## Entorno `CRLPusherEnv`

In [1]:
import numpy as np
from gymnasium.envs.mujoco.pusher_v5 import PusherEnv
from gymnasium.spaces import Box


class CRLPusherEnv(PusherEnv):
    """
    Pusher con no-estacionariedad por material (dinamica + reward) para SAC.

    reward = reward_base_material
             + progress_weight * delta_dist_obj_goal
             - stagnation_penalty (si hay contacto sin progreso)
             + success_bonus (si alcanza el target)

    Observacion = obs_pusher (23-dim) + one_hot(material) (2-dim) = 25-dim
    """

    MATERIALS = {
        "rigid": dict(
            physics=dict(
                damping_scale=1.0,
                frictionloss_scale=1.0,
                object_mass_scale=1.2,
                object_sliding_friction_scale=1.1,
            ),
            reward=dict(
                success_bonus=150.0,
                success_threshold=0.07,
                dist_weight=1.25,
                near_weight=0.50,
                control_weight=0.0,
                progress_weight=50.0,
                stagnation_penalty=0.30,
                stagnation_contact_threshold=0.10,
                stagnation_progress_tolerance=3e-4,
            ),
        ),
        "delicate": dict(
            physics=dict(
                damping_scale=0.7,
                frictionloss_scale=0.5,
                object_mass_scale=0.5,
                object_sliding_friction_scale=0.4,
            ),
            reward=dict(
                success_bonus=150.0,        # antes 120
                success_threshold=0.07,     # antes 0.05
                dist_weight=1.15,
                near_weight=0.40,           # antes 0.25
                control_weight=0.0,         # antes 0.12
                progress_weight=55.0,       # antes 35
                stagnation_penalty=0.35,    # antes 0.25
                stagnation_contact_threshold=0.10,  # antes 0.06
                stagnation_progress_tolerance=3e-4,
            ),
        ),
    }

    def __init__(self, **kwargs):
        super().__init__(**kwargs)

        self.material = "rigid"
        self.obj_body_id = self.model.body("object").id
        self.obj_geom_id = self.model.body_geomadr[self.obj_body_id]

        # Fisica base
        self._base_dof_damping = self.model.dof_damping.copy()
        self._base_dof_frictionloss = self.model.dof_frictionloss.copy()
        self._base_body_mass = self.model.body_mass.copy()
        self._base_geom_friction = self.model.geom_friction.copy()

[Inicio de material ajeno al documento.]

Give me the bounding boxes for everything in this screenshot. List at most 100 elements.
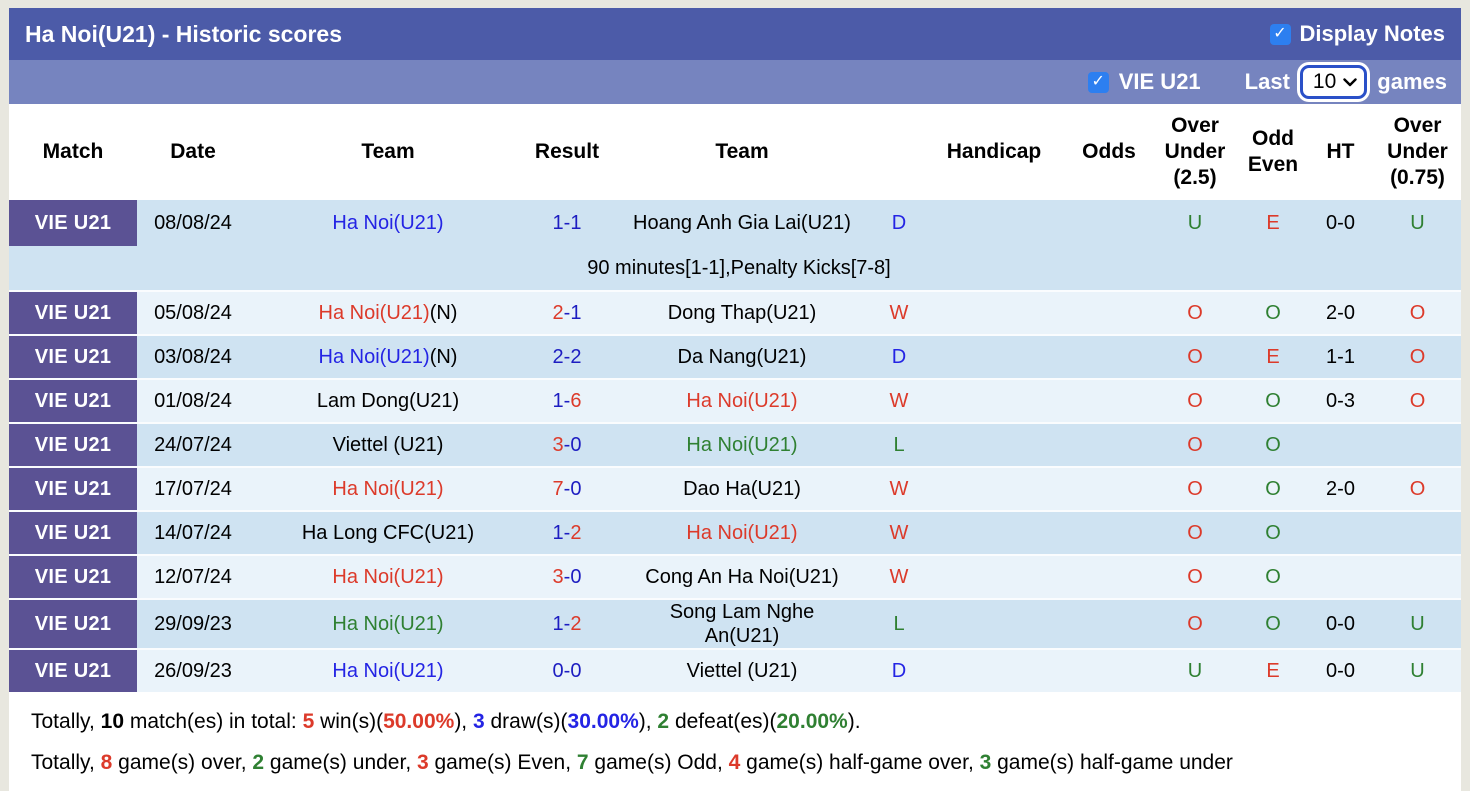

        # Parametros de reward (se sobreescriben en set_material)
        self.success_bonus = 150.0
        self.success_threshold = 0.07
        self.progress_weight = 50.0
        self.stagnation_penalty = 0.30
        self.stagnation_contact_threshold = 0.10
        self.stagnation_progress_tolerance = 3e-4
        self.episode_steps = 0
        self._prev_obj_goal_dist = np.nan

        # Extender observacion con one-hot(material) — 2 dims
        base_low = self.observation_space.low
        base_high = self.observation_space.high
        self.observation_space = Box(
            low=np.concatenate([base_low, np.zeros(2, dtype=base_low.dtype)]),
            high=np.concatenate([base_high, np.ones(2, dtype=base_high.dtype)]),
            dtype=base_low.dtype,
        )
        self.set_material("rigid")

    # Observaciones

    def _material_one_hot(self):
        idx = list(self.MATERIALS.keys()).index(self.material)
        oh = np.zeros(len(self.MATERIALS), dtype=self.observation_space.dtype)
        oh[idx] = 1.0
        return oh

    def _get_obs(self):
        return np.concatenate(
            [super()._get_obs(), self._material_one_hot()]
        ).astype(self.observation_space.dtype)

    # Distancias

    def _get_obj_goal_distance(self):
        return float(np.linalg.norm(
            self.get_body_com("object") - self.get_body_com("goal")
        ))

    def _get_tip_obj_distance(self):
        return float(np.linalg.norm(
            self.get_body_com("tips_arm") - self.get_body_com("object")
        ))

    # Fisica

    def set_physics(self, *, damping_scale=1.0, frictionloss_scale=1.0,
                    object_mass_scale=1.0, object_sliding_friction_scale=1.0):
        self.model.dof_damping[:] = self._base_dof_damping * damping_scale
        self.model.dof_frictionloss[:] = self._base_dof_frictionloss * frictionloss_scale

        self.model.body_mass[:] = self._base_body_mass
        self.model.body_mass[self.obj_body_id] = (
            self._base_body_mass[self.obj_body_id] * object_mass_scale
        )

        self.model.geom_friction[:] = self._base_geom_friction
        self.model.geom_friction[self.obj_geom_id, 0] = (
            self._base_geom_friction[self.obj_geom_id, 0] * object_sliding_friction_scale
        )

    def set_material(self, name: str):
        if name not in self.MATERIALS:
            raise ValueError(f"Material '{name}' no existe: {list(self.MATERIALS)}")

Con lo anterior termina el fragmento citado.